Multimedya; Can ozan-Mutlu olmak zordur derler
Kahkahamı ve hıçkırıklarımı durdurabildiğimde Gökdeniz'den bayağı bir azar işitmiştim. Tabii alışık değil benim gibi birisine.
Gökdeniz, okuldan Daria'yı almaya karar verdi. Ama ondan önce anahtarını yedeklettirip bana verdi. Bir de telefon numarasını.
O okula gidince ben de kıyafetlerimi, çoraplarımı, iç çamaşırlarımı, annemin parfümlerini bavuluma koydum. Kitaplarımın çoğunu çantama tıktım. Başka bir çantama da kitaplarımın bir kısmını, ders defterlerimi, kişi defterlerimi ve kalemlerimi koydum. Onları arabamın bagajına koyduktan sonra kocaman bir poşete yorgan koydum. Başka bir poşete de 2-3 tane nevresim takımı koydum. Yastığıda elime alıp arabanın arka koltuğuna tıktım. En son da botlarımı koydum arabaya.
Arabaya binip arka koltuğa baktım. Nevresimler ve yorganı biraz abartmış mıydım? Sonra önüme dönüp omuzlarımı silktim. Hemen arabayı çalıştırdım. Babam arabaya sürmeyi bana 8 sınıftayken öğretmişti. O zamandan beri arabayı zorlamayı seviyor vites 1'deyken ayağımı debriyajdan çekmem gerekirken vitesi 2'ye alıp öyle çekiyordum ayağımı.
Gökdeniz'in evine doğru sürdüm arabayı. Gökdeniz konum atmıştı ama ben daha önce gittiğim ve bir kez gittiğim yeri kolay unutmadığımdan bakmamıştım bile.
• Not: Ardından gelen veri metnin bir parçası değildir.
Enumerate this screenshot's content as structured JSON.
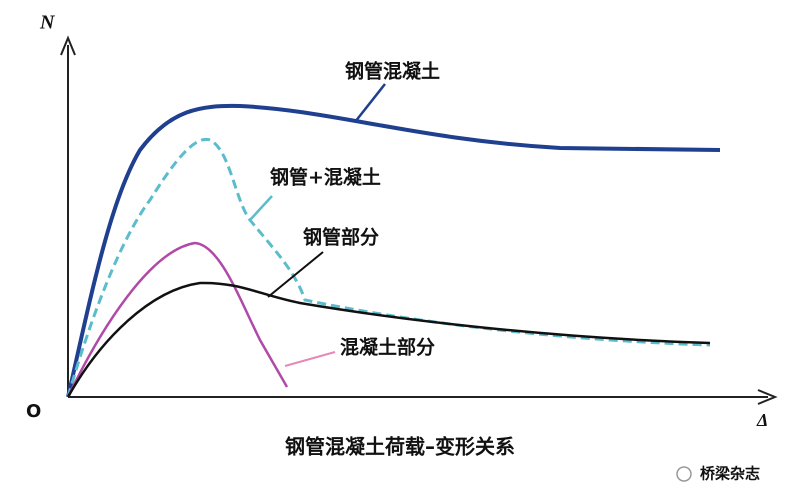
{
  "axes": {
    "y_label": "N",
    "x_label": "Δ",
    "origin_label": "O"
  },
  "curves": {
    "composite": "钢管混凝土",
    "sum": "钢管+混凝土",
    "steel": "钢管部分",
    "concrete": "混凝土部分"
  },
  "caption": "钢管混凝土荷载–变形关系",
  "watermark": "桥梁杂志"
}
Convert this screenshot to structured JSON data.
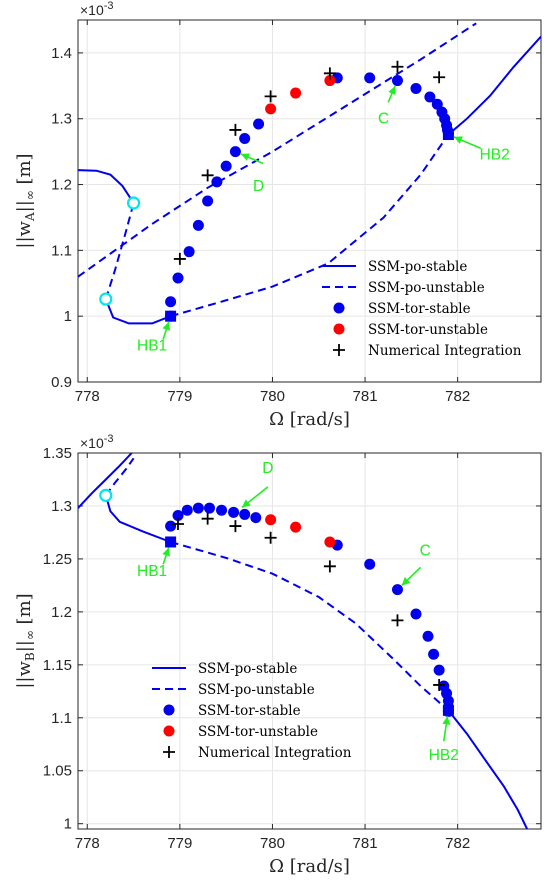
{
  "colors": {
    "blue": "#0000ee",
    "red": "#ff0000",
    "cyan": "#00e5ee",
    "green": "#22ee22",
    "black": "#000000"
  },
  "chart_data": [
    {
      "type": "line",
      "ylabel_base": "||w",
      "ylabel_sub": "A",
      "ylabel_tail": "||",
      "ylabel_inf": "∞",
      "ylabel_unit": " [m]",
      "xlabel": "Ω [rad/s]",
      "exponent_base": "×10",
      "exponent_power": "-3",
      "xlim": [
        777.9,
        782.9
      ],
      "ylim": [
        0.9,
        1.45
      ],
      "xticks": [
        778,
        779,
        780,
        781,
        782
      ],
      "yticks": [
        0.9,
        1.0,
        1.1,
        1.2,
        1.3,
        1.4
      ],
      "xtick_labels": [
        "778",
        "779",
        "780",
        "781",
        "782"
      ],
      "ytick_labels": [
        "0.9",
        "1",
        "1.1",
        "1.2",
        "1.3",
        "1.4"
      ],
      "legend": [
        "SSM-po-stable",
        "SSM-po-unstable",
        "SSM-tor-stable",
        "SSM-tor-unstable",
        "Numerical Integration"
      ],
      "stable_branches": [
        [
          [
            777.9,
            1.222
          ],
          [
            778.1,
            1.221
          ],
          [
            778.25,
            1.215
          ],
          [
            778.38,
            1.198
          ],
          [
            778.5,
            1.172
          ]
        ],
        [
          [
            778.2,
            1.026
          ],
          [
            778.28,
            0.998
          ],
          [
            778.45,
            0.989
          ],
          [
            778.7,
            0.989
          ],
          [
            778.9,
            1.0
          ]
        ],
        [
          [
            781.9,
            1.276
          ],
          [
            782.1,
            1.3
          ],
          [
            782.35,
            1.335
          ],
          [
            782.6,
            1.378
          ],
          [
            782.9,
            1.425
          ]
        ]
      ],
      "unstable_branches": [
        [
          [
            777.9,
            1.06
          ],
          [
            778.2,
            1.09
          ],
          [
            778.7,
            1.14
          ],
          [
            779.3,
            1.195
          ],
          [
            780.0,
            1.25
          ],
          [
            780.8,
            1.32
          ],
          [
            781.6,
            1.39
          ],
          [
            782.2,
            1.445
          ]
        ],
        [
          [
            778.2,
            1.026
          ],
          [
            778.3,
            1.07
          ],
          [
            778.42,
            1.13
          ],
          [
            778.5,
            1.172
          ]
        ],
        [
          [
            778.9,
            1.0
          ],
          [
            779.4,
            1.02
          ],
          [
            780.0,
            1.045
          ],
          [
            780.6,
            1.08
          ],
          [
            781.2,
            1.15
          ],
          [
            781.6,
            1.215
          ],
          [
            781.9,
            1.276
          ]
        ]
      ],
      "fold_points": [
        [
          778.2,
          1.026
        ],
        [
          778.5,
          1.172
        ]
      ],
      "hopf_points": [
        [
          778.9,
          1.0
        ],
        [
          781.9,
          1.276
        ]
      ],
      "tor_stable": [
        [
          778.9,
          1.0
        ],
        [
          778.9,
          1.022
        ],
        [
          778.98,
          1.058
        ],
        [
          779.1,
          1.098
        ],
        [
          779.2,
          1.138
        ],
        [
          779.3,
          1.175
        ],
        [
          779.4,
          1.204
        ],
        [
          779.5,
          1.228
        ],
        [
          779.6,
          1.25
        ],
        [
          779.7,
          1.27
        ],
        [
          779.85,
          1.292
        ],
        [
          780.7,
          1.362
        ],
        [
          781.05,
          1.362
        ],
        [
          781.35,
          1.358
        ],
        [
          781.55,
          1.346
        ],
        [
          781.7,
          1.333
        ],
        [
          781.78,
          1.322
        ],
        [
          781.83,
          1.31
        ],
        [
          781.86,
          1.3
        ],
        [
          781.88,
          1.29
        ],
        [
          781.89,
          1.283
        ],
        [
          781.9,
          1.277
        ]
      ],
      "tor_unstable": [
        [
          779.98,
          1.315
        ],
        [
          780.25,
          1.339
        ],
        [
          780.62,
          1.358
        ]
      ],
      "numerical": [
        [
          779.0,
          1.087
        ],
        [
          779.3,
          1.214
        ],
        [
          779.6,
          1.283
        ],
        [
          779.98,
          1.334
        ],
        [
          780.62,
          1.369
        ],
        [
          781.35,
          1.379
        ],
        [
          781.8,
          1.363
        ]
      ],
      "annotations": [
        {
          "label": "HB1",
          "at": [
            778.9,
            1.0
          ],
          "text_at": [
            778.7,
            0.948
          ],
          "tail_at": [
            778.82,
            0.965
          ]
        },
        {
          "label": "D",
          "at": [
            779.6,
            1.25
          ],
          "text_at": [
            779.85,
            1.19
          ],
          "tail_at": [
            779.9,
            1.232
          ]
        },
        {
          "label": "C",
          "at": [
            781.35,
            1.358
          ],
          "text_at": [
            781.2,
            1.293
          ],
          "tail_at": [
            781.25,
            1.325
          ]
        },
        {
          "label": "HB2",
          "at": [
            781.9,
            1.276
          ],
          "text_at": [
            782.4,
            1.238
          ],
          "tail_at": [
            782.25,
            1.255
          ]
        }
      ]
    },
    {
      "type": "line",
      "ylabel_base": "||w",
      "ylabel_sub": "B",
      "ylabel_tail": "||",
      "ylabel_inf": "∞",
      "ylabel_unit": " [m]",
      "xlabel": "Ω [rad/s]",
      "exponent_base": "×10",
      "exponent_power": "-3",
      "xlim": [
        777.9,
        782.9
      ],
      "ylim": [
        0.995,
        1.35
      ],
      "xticks": [
        778,
        779,
        780,
        781,
        782
      ],
      "yticks": [
        1.0,
        1.05,
        1.1,
        1.15,
        1.2,
        1.25,
        1.3,
        1.35
      ],
      "xtick_labels": [
        "778",
        "779",
        "780",
        "781",
        "782"
      ],
      "ytick_labels": [
        "1",
        "1.05",
        "1.1",
        "1.15",
        "1.2",
        "1.25",
        "1.3",
        "1.35"
      ],
      "legend": [
        "SSM-po-stable",
        "SSM-po-unstable",
        "SSM-tor-stable",
        "SSM-tor-unstable",
        "Numerical Integration"
      ],
      "stable_branches": [
        [
          [
            777.9,
            1.298
          ],
          [
            778.05,
            1.312
          ],
          [
            778.2,
            1.325
          ],
          [
            778.35,
            1.338
          ],
          [
            778.48,
            1.35
          ]
        ],
        [
          [
            778.2,
            1.31
          ],
          [
            778.25,
            1.295
          ],
          [
            778.35,
            1.285
          ],
          [
            778.6,
            1.276
          ],
          [
            778.9,
            1.266
          ]
        ],
        [
          [
            781.9,
            1.107
          ],
          [
            782.1,
            1.085
          ],
          [
            782.3,
            1.06
          ],
          [
            782.5,
            1.035
          ],
          [
            782.65,
            1.013
          ],
          [
            782.75,
            0.995
          ]
        ]
      ],
      "unstable_branches": [
        [
          [
            778.2,
            1.31
          ],
          [
            778.3,
            1.322
          ],
          [
            778.42,
            1.335
          ],
          [
            778.5,
            1.345
          ]
        ],
        [
          [
            778.9,
            1.266
          ],
          [
            779.5,
            1.251
          ],
          [
            780.0,
            1.236
          ],
          [
            780.5,
            1.214
          ],
          [
            780.9,
            1.189
          ],
          [
            781.3,
            1.156
          ],
          [
            781.6,
            1.13
          ],
          [
            781.9,
            1.107
          ]
        ]
      ],
      "fold_points": [
        [
          778.2,
          1.31
        ]
      ],
      "hopf_points": [
        [
          778.9,
          1.266
        ],
        [
          781.9,
          1.107
        ]
      ],
      "tor_stable": [
        [
          778.9,
          1.266
        ],
        [
          778.9,
          1.281
        ],
        [
          778.98,
          1.291
        ],
        [
          779.08,
          1.296
        ],
        [
          779.2,
          1.298
        ],
        [
          779.32,
          1.298
        ],
        [
          779.45,
          1.296
        ],
        [
          779.58,
          1.294
        ],
        [
          779.7,
          1.292
        ],
        [
          779.82,
          1.289
        ],
        [
          780.7,
          1.263
        ],
        [
          781.05,
          1.245
        ],
        [
          781.35,
          1.221
        ],
        [
          781.55,
          1.198
        ],
        [
          781.68,
          1.177
        ],
        [
          781.74,
          1.16
        ],
        [
          781.8,
          1.145
        ],
        [
          781.85,
          1.13
        ],
        [
          781.88,
          1.123
        ],
        [
          781.9,
          1.116
        ],
        [
          781.9,
          1.11
        ],
        [
          781.9,
          1.106
        ]
      ],
      "tor_unstable": [
        [
          779.98,
          1.287
        ],
        [
          780.25,
          1.28
        ],
        [
          780.62,
          1.266
        ]
      ],
      "numerical": [
        [
          778.98,
          1.283
        ],
        [
          779.3,
          1.288
        ],
        [
          779.6,
          1.281
        ],
        [
          779.98,
          1.27
        ],
        [
          780.62,
          1.243
        ],
        [
          781.35,
          1.192
        ],
        [
          781.8,
          1.131
        ]
      ],
      "annotations": [
        {
          "label": "HB1",
          "at": [
            778.9,
            1.266
          ],
          "text_at": [
            778.7,
            1.234
          ],
          "tail_at": [
            778.82,
            1.245
          ]
        },
        {
          "label": "D",
          "at": [
            779.62,
            1.295
          ],
          "text_at": [
            779.95,
            1.331
          ],
          "tail_at": [
            779.95,
            1.318
          ]
        },
        {
          "label": "C",
          "at": [
            781.35,
            1.221
          ],
          "text_at": [
            781.65,
            1.253
          ],
          "tail_at": [
            781.6,
            1.242
          ]
        },
        {
          "label": "HB2",
          "at": [
            781.9,
            1.107
          ],
          "text_at": [
            781.85,
            1.06
          ],
          "tail_at": [
            781.85,
            1.078
          ]
        }
      ]
    }
  ]
}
Aslında direkt evine sürmedim. İlk yalnız kalpler barına gittim oradan da onun evine.
Evinin önüne geldiğimde arabamı dut dallarının oluşturduğu küçük gölgeye park ettim. Arabadan indikten sonra cebime koyduğum anahtarı çıkardım. Anahtar kullanmayı özlemiştim. Dediğim gibi evimde elektirik olmadan hiç bir şey olmuyordu. Kapılarda şifreliydi jenaratör olmasa elektirik kesintilerinde içerde kalacaktık ya da dışarıda.
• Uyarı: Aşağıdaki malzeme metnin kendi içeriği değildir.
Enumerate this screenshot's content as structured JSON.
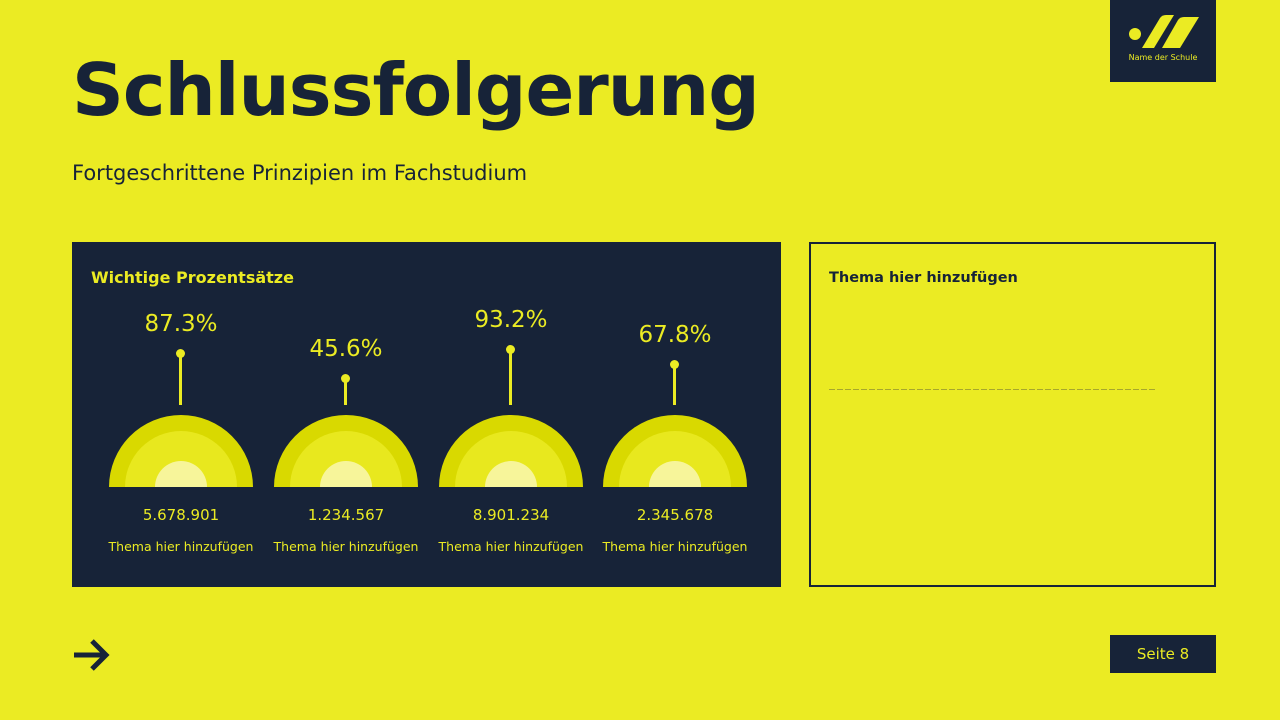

Kapıyı açtığımda kahverengi tonlarinda verandayla karşılaştım. Kapı ile duvarın arasına orada bulunana bir tane ayakkabıyı sıkıştırdım.
Ve kilitlemediğim araba doğru yürüdüm. Öyle ki araba anahtarı bile hâlâ kontağın üzerindeydi. Hemen anahtarı kontaktan çekip bagajın kapağını açtım. İçinden bavulumu ve sırt cantalarını aldım. Hemen onları verandaya bırakıp tekrar arabaya gittim. Bagajı kapatıp arka koltuktaki yorgan poşetimi ve yastığımı aldım. Onlarida verandaya bıraktım. Sonra tekrar gittim. 3 tane olan nevresim takımını ve botlarımı alıp onlarida berandaya bırakıp son kez arabama gittim.
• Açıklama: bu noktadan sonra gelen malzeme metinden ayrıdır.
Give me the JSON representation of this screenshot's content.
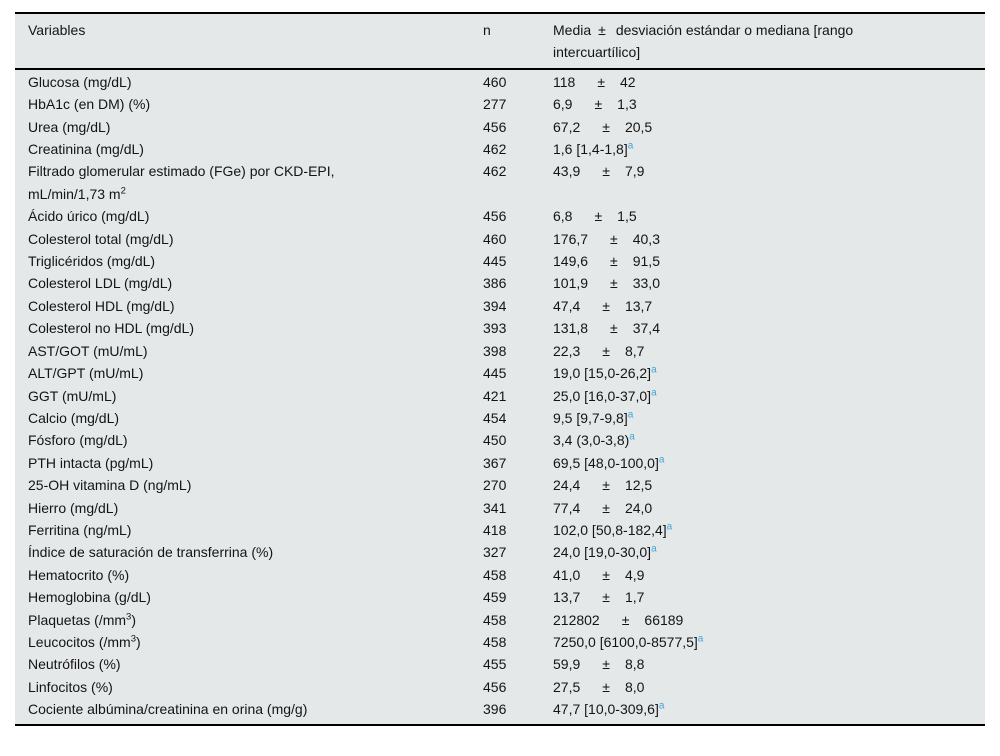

Arabayı kilitleyip eve girdim. Anahtarı kapınin ardında biraktığımi fark edince kapıyı açıp anahtari çekip tekrar kapadım.
Eşyalarımı verandada toplu bir şekilde bıraktıktan sonra sağdaki ayakkabi kutilarınin üzerine anahtarımı bıraktım. Tamamen içeriye girdiğimde büyük bir şok geçirdim. Bu nasıl bir salondu böyle?
İlk adım attığımda sadece siyahtan oluşan odada siyah duvarlar siyah tekli koltuk siyah halı, siyah zemin, siyah bacakları uzun olan yuvarlak sehpa, duvara montelenmiş büyük ekran televizyon. Ve etrafı siyah bir şeyle kaplanmış şapkalı lamba... verandanın asli da kahverengi olan kapisı salonun tarafinda siyahti. Ve sagdaki duvarda bir tane daha siyah kapı vardı. Siyah sehbaya telefonumu bırakıp ileriye baktım.
1.5 metre siyahlar hüküm sürerken gold renginde bir sınır çizgisi vardı ve ilerisi çok renkliydi. Mandala çizimlerinden oluşan yine tekli bir koltuk, lacivert bu sefer kısa bacaklı dikdörtgen sehpa vardı. Halı, renkli renkli karelerden oluşmuş bir halıfleksdi. Ortada kocaman bir tren oyuncağı vardı ve durmadan çalışıyordu. Bu kısımı tepede spot lambalar aydınlatıyordu. Ve duvarlar krem rengiydi. Krem rengi duvarlarin birinde renkli raflar vardı ve daha once adıni bile duymadığım tonlarca kitap. Renk cümbüşü bayağı gözümü yormuştu.
Bir kez daha gold sınır çizgisi vardı. Ve burası benim pencerden gördüğüm kısımdı. Beyaz zeminin üzerinde hali yoktu . Bir tane orta sehba ve duvara yaslanmış beyaz koltuk. Beyaz duvarlar ve en çok dikkat çeken nokta beyaz duvarın üzerinde ömrü kelebek kadardı yazıyordu. Ve en diote beyaz bir kapı vardı.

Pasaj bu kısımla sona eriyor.